墓参り

 この所、墓参りに行っていない。
 私は生まれてから、三人の墓を目にしたことがある。一つは父方の祖父と祖母、二つ目は母方の祖父だ。幼少の頃、父方の祖父を亡くしてから、私は初めて墓参りに行った。
 墓参りには、父、母、姉、兄、私の家族五人全員で行き、お供えものは果物が入ったバスケットを持って行った。花束も買っていたかもしれないが、私が覚えていないのは、その果物が美味しそうで、帰って食べることを楽しみにしていたためだろう。
 幼少の私はその道具について知ることがなかったが、墓園では手桶と柄杓といった水をすくう道具を借りることができて、またブラシも置かれていた。側には水場があり、手桶に水を貯めて墓に向かうのが恒例だった。
 祖父と祖母の墓に付いたら、手桶の水を柄杓ですくい墓に水を掛ける。墓参りといえばお盆のため、太陽は眩しく、気温は熱く、水の温度は肌で感じれるほど涼やかだった。水を掛けるまで、墓石は熱く、蒸発して音が鳴ることもあった。私たち子供は、まだいちばん上の長女でも小学校中学年だったため「熱いね〜」と賑やかに騒いでいた。ブラシで磨く際、末っ子で特に小さかった私は「届く?」と、墓の頭を指されて、よく背伸びをしていた。

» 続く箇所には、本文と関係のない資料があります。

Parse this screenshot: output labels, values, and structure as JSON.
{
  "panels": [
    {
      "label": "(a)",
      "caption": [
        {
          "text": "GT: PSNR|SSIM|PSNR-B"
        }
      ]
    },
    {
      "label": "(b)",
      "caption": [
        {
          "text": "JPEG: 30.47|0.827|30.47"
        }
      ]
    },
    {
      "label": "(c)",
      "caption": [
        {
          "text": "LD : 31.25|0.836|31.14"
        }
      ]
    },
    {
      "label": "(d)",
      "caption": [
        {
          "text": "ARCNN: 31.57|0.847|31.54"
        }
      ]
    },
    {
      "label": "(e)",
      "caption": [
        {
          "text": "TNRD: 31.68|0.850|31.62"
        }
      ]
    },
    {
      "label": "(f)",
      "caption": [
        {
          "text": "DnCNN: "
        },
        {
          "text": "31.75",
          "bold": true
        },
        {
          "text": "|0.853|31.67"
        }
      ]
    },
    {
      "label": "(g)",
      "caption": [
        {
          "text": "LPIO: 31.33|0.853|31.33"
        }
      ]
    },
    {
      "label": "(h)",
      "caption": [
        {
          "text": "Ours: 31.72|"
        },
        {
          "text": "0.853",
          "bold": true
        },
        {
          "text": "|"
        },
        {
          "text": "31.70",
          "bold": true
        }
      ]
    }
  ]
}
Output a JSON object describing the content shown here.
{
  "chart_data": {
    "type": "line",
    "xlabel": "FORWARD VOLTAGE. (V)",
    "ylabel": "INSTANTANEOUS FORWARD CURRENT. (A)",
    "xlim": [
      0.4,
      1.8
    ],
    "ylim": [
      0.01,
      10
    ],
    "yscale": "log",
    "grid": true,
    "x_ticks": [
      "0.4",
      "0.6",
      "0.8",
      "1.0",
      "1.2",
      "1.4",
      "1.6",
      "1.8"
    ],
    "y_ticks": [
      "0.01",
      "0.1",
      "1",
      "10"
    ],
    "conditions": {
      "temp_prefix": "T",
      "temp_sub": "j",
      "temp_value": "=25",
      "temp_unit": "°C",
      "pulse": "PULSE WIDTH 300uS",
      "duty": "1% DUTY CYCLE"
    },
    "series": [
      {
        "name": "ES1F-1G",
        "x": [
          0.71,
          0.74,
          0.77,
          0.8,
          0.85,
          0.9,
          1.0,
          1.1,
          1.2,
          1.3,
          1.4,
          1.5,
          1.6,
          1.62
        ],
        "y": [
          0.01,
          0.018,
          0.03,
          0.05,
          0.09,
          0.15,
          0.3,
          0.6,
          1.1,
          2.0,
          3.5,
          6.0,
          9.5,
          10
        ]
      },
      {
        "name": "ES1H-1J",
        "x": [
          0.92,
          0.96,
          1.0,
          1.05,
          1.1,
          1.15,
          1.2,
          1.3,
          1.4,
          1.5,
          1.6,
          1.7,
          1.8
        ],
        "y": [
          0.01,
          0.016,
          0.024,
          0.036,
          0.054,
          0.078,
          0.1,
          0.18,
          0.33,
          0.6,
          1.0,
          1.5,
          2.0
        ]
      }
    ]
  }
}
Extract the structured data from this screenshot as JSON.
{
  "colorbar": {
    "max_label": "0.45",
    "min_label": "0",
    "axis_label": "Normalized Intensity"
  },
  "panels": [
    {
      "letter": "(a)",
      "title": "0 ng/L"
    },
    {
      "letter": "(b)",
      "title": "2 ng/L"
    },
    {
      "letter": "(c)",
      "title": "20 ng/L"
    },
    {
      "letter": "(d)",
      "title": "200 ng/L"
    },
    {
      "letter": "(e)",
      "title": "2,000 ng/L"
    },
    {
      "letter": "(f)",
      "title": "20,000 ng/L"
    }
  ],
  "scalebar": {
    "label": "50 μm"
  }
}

 墓が綺麗になると、果物のバスケットをお供えして、線香を上げる。火を付けたほうを左向きにお供えする。手を合わせて、合掌し、墓参りは終わる。私はこの時間を少しばかり気に入っていた。家族全員揃っていること、協力すること、綺麗に掃除すること、穏やかに流れつつも、少しばかり煤けた寂寞とした空気。笑顔で行き、笑顔で帰るのに、合掌するときだけは誰もが心を鎮めている。
 私にとって、それは優しかった。
 祖母のことを私は知らない。私が生まれた頃に亡くなったからだ。祖父についても、それほど回数会わないうちに亡くなったため、多くの記憶を持ち合わせていなかった。私が見る祖父は、いつも静かでどこか不機嫌そうだった。亡くなる間際だったからかもしれない。最後の記憶は、母方の家族も含めて親戚で集まり食事をしたことだ。その次に見たのは、棺に入っていたときで、私はそこで初めて父親の泣き声を聞いた。酷く恐ろしかった。世界が揺らぐような感覚で、私は周りを確かめながら、そっと静かにしていた。
 あの場の空気は悲しみに満ちていたが、墓参りは違った。全てを洗い流して、残るものは煤だけ。あれは、苦しみではなく、解放だった。別れを告げて、次に向かう。明日を探す旅時。私たちは生きている。いつか解放されるときが、旅の終焉なら、いまは恐らく旅の途中だった。
 話は冒頭に戻るが、この所、墓参りに行っていない。墓参りに行くと、家族は円満になるというが、実際は、家族が円満な家に墓参りに行く余裕がある。私は墓参りに行っていないことを時々気に掛けるが、いまは呼ばれている気がしないので良しとしている。死者はきっと優しいだろうから。